"Actually, there are two kinds of data -- controlled and the Wild West," said Tory Skyers, senior systems engineer at real estate firm Prudential Fox and Roach, during a panel discussion at the Storage Decisions conference here. "There's unstructured data that you don't know what it is and structured data that we have control of. My job is knowing which is which."
Brian Greenberg, director of data protection services at a financial services firm in the Midwest that he is not allowed to publicly identify, also used the Wild West analogy. He said maintaining order over data isn't easy when dealing with data from users generating millions of dollars. "I had people who just made a million dollars for the company last week tell me they want to keep data," Greenberg said. "It's hard to say no. So I charged back for data to be backed up, and I gave business units bills every month for backups. They didn't like that, so we made groups give a business case for backing up data."
Skyers made his case financially to senior management. "I showed them how much money they were wasting by not doing it my way," he said. "We look at what's business data and what's not. You would have to present a business case to me to store something on my SAN."
Marcellus Tabor, who manages the data protection team at Yahoo, took a diplomatic approach. "We're less like the Wild West and more like the United Nations," he said. "My users are very diverse. We have the big groups and then groups that are smaller in stature but big revenue producers." He said his staff and business leaders hold weekly meetings to discuss backup policy. "We decide how much of a percentage of what we need to back up is backed up," he said.
The panelists agreed that they don't always get the tools they need from storage vendors, at least not without cajoling. Tabor and Greenberg said their companies use home-grown applications to supplement vendor software, while Skyers said he primarily uses off-the-shelf software but writes scripts to fill some holes.
Yahoo's Tabor leverages the best features of its vendors' products and builds applications to do the rest. "It's public knowledge we use a lot of NetApp," he said. "For backup, NetApp is good at giving up-to-the-minute performance statistics on backup failures that our home-grown tool can't do. But with home-grown stuff, we can plug in other features we want."
Skyers uses backup software from CommVault Systems Inc. and said he particularly likes the way it exports data in XML. But, he said, "With off-the-shelf software, there's always something missing." Having "a very adversarial relationship" with vendors sometimes helps him get what he needs, he added.
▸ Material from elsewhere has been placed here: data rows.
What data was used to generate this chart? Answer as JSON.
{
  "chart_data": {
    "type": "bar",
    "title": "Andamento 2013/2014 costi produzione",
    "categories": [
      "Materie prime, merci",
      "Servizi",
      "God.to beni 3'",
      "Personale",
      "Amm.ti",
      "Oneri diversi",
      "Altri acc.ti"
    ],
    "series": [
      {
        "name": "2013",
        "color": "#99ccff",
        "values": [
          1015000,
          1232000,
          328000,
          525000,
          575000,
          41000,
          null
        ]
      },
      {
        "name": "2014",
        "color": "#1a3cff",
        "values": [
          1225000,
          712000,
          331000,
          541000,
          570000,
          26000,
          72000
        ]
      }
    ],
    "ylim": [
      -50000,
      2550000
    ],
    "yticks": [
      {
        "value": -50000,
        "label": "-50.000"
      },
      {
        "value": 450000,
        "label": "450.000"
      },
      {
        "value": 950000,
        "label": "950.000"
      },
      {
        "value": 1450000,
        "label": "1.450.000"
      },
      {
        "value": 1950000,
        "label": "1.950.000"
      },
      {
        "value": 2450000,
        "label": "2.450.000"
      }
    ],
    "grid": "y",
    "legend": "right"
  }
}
Compliance adds to the chaos
Compliance with legal regulation now plays a big role in data protection and brings lawyers into the decisions about what gets kept and what gets deleted. Skyers said his company had 300% data growth this year, putting a strain on his storage infrastructure. "Next year, our data growth [chart] will be a straight line up, and it's all due to regulations," he said. "We have to store every piece of data around a transaction. But the fact that I have to keep it around so long increases the chances that somebody's going to get it."
Greenberg said his financial services company has regulated data and nonregulated data, and treats them differently for compliance reasons. "Lawyers come in two varieties: Some say destroy everything now or keep everything forever," he said. His company keeps regulated data but has a quick trigger for much of the rest. "Our traders' system gets replicated in real time," he said. "HR, we replicate once a day." But nonregulated emails get deleted in a day.